- Also known as William of Langley
- Lifetime: c1332 - c1386
- Born: William Longland was born c1332
- Died: William Longland died c1386
- Accomplishments and Achievements or why William Longland was famous: an English Poet
The story and biography of William Longland which contains interesting information, facts & the history about the life of this Medieval person of historical importance. William Longland lived from c1332 - c1386.
Short Biography of William Longland
William Longland was believed to have been born at Cleobury Mortimer in Shropshire. From his great poem, Piers the Plowman, it is to be gathered that he was bred to the Church, and was at one time an inmate of the monastery at Great Malvern. However, he chose to marry and had a daughter which precluded him from going on to the priesthood. He moved from the country to a house in Cornhill in London and, as he says, supported himself by singing requiems for the dead. References to legal terms suggest that William Longland may have copied for lawyers. Longland stands out as a sad, earnest, and clear-sighted onlooker in a time of oppression and unrest. It is thought that he may have been the author of a poem, Richard the Redeless: if so he was, at the time of writing, living in Bristol, and making a last remonstrance to the misguided King, news of whose death may have reached him while at the work, as it stops in the middle of a paragraph. He is not much of an artist, being intent rather on delivering his message than that it should be in a perfect dress. In later life he appears to have lived in Cornwall with his wife and daughter. Poor himself, he was ever a sympathiser with the poor and oppressed.

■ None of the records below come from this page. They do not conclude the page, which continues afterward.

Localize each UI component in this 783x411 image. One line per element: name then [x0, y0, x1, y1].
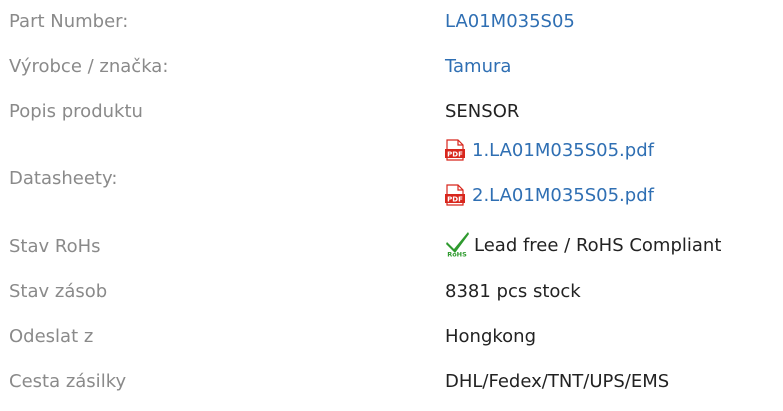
rohs-icon: RoHS — [446, 232, 469, 258]
rohs-value: RoHS Lead free / RoHS Compliant — [445, 230, 721, 257]
row-rohs: Stav RoHs RoHS Lead free / RoHS Complian… — [0, 225, 783, 270]
pdf-icon: PDF — [445, 139, 465, 161]
part-number-label: Part Number: — [9, 11, 129, 32]
row-part-number: Part Number: LA01M035S05 — [0, 0, 783, 45]
product-spec-table: Part Number: LA01M035S05 Výrobce / značk… — [0, 0, 783, 411]
row-description: Popis produktu SENSOR — [0, 90, 783, 135]
row-shipping: Cesta zásilky DHL/Fedex/TNT/UPS/EMS — [0, 360, 783, 405]
datasheet-link-2[interactable]: PDF 2.LA01M035S05.pdf — [445, 184, 654, 206]
manufacturer-label: Výrobce / značka: — [9, 56, 169, 77]
stock-value: 8381 pcs stock — [445, 281, 581, 302]
pdf-icon: PDF — [445, 184, 465, 206]
shipping-label: Cesta zásilky — [9, 371, 127, 392]
datasheet-link-2-text: 2.LA01M035S05.pdf — [472, 184, 654, 206]
shipping-value: DHL/Fedex/TNT/UPS/EMS — [445, 371, 670, 392]
row-ship-from: Odeslat z Hongkong — [0, 315, 783, 360]
rohs-label: Stav RoHs — [9, 236, 101, 257]
description-label: Popis produktu — [9, 101, 143, 122]
row-datasheets: Datasheety: PDF 1.LA01M035S05.pdf PDF 2.… — [0, 135, 783, 225]
part-number-link[interactable]: LA01M035S05 — [445, 11, 575, 32]
description-value: SENSOR — [445, 101, 520, 122]
row-stock: Stav zásob 8381 pcs stock — [0, 270, 783, 315]
rohs-value-text: Lead free / RoHS Compliant — [474, 235, 722, 256]
svg-text:RoHS: RoHS — [447, 251, 467, 258]
ship-from-value: Hongkong — [445, 326, 537, 347]
svg-text:PDF: PDF — [447, 151, 463, 159]
ship-from-label: Odeslat z — [9, 326, 94, 347]
datasheet-link-1[interactable]: PDF 1.LA01M035S05.pdf — [445, 139, 654, 161]
datasheets-label: Datasheety: — [9, 168, 118, 189]
svg-text:PDF: PDF — [447, 196, 463, 204]
spec-rows: Part Number: LA01M035S05 Výrobce / značk… — [0, 0, 783, 405]
manufacturer-link[interactable]: Tamura — [445, 56, 511, 77]
stock-label: Stav zásob — [9, 281, 108, 302]
datasheet-link-1-text: 1.LA01M035S05.pdf — [472, 139, 654, 161]
row-manufacturer: Výrobce / značka: Tamura — [0, 45, 783, 90]
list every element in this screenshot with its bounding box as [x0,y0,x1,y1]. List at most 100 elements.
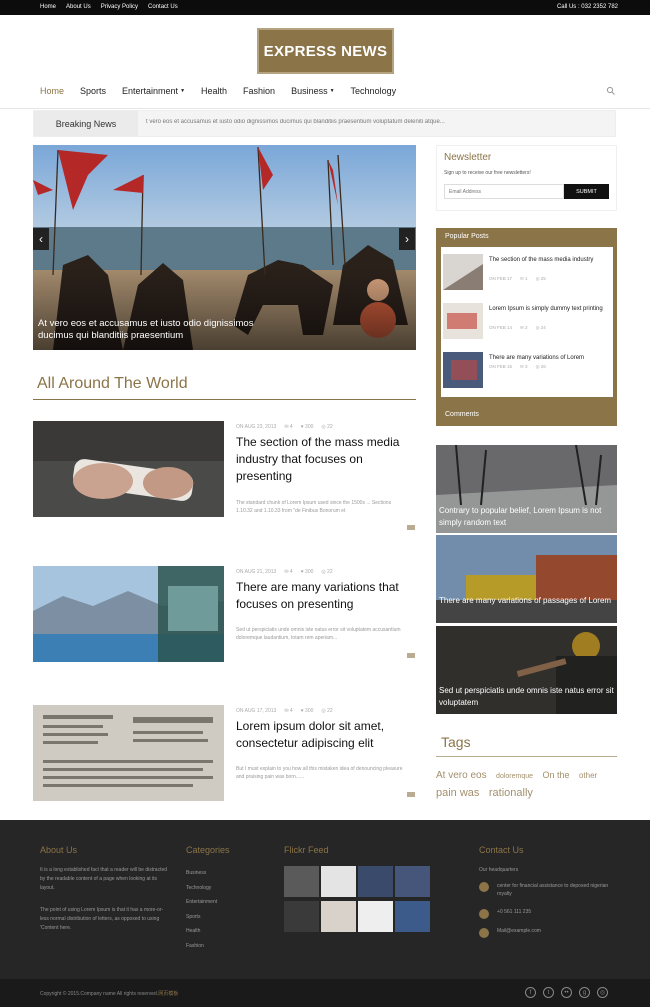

William Longland - The Vision of Piers Plowman
His poetry appears to have been the great interest of his life, and almost to the end he was altering and adding to, without, however, improving it. The full title of the poem is The Vision of Piers Plowman. Three distinct versions of it exist, the first c. 1362, the second c. 1377, and the third 1393 or 1398. It has been described as "a vision of Christ seen through the clouds of humanity." The Vision of Piers Plowman is divided into nine dreams, and is in the unrhymed, alliterative, first English manner. In the allegory appear such personifications as Meed (worldly success), Falsehood, Repentance, Hope, etc. Piers Plowman, first introduced as the type of the poor and simple, becomes gradually transformed into the Christ. Further on appear Do-well, Do-bet, Do-best. In this poem, and its additions, William Langland was able to express all that he had to say of the abuses of the time, and their remedy. There is a theory that The Vision is not the work of one, but of several writers, William Longland being therefore a dramatic, not a personal name. This theory is supported on such grounds as differences in metre, diction, sentence structure, and the diversity of view on social and ecclesiastic matters expressed in different parts of the poem.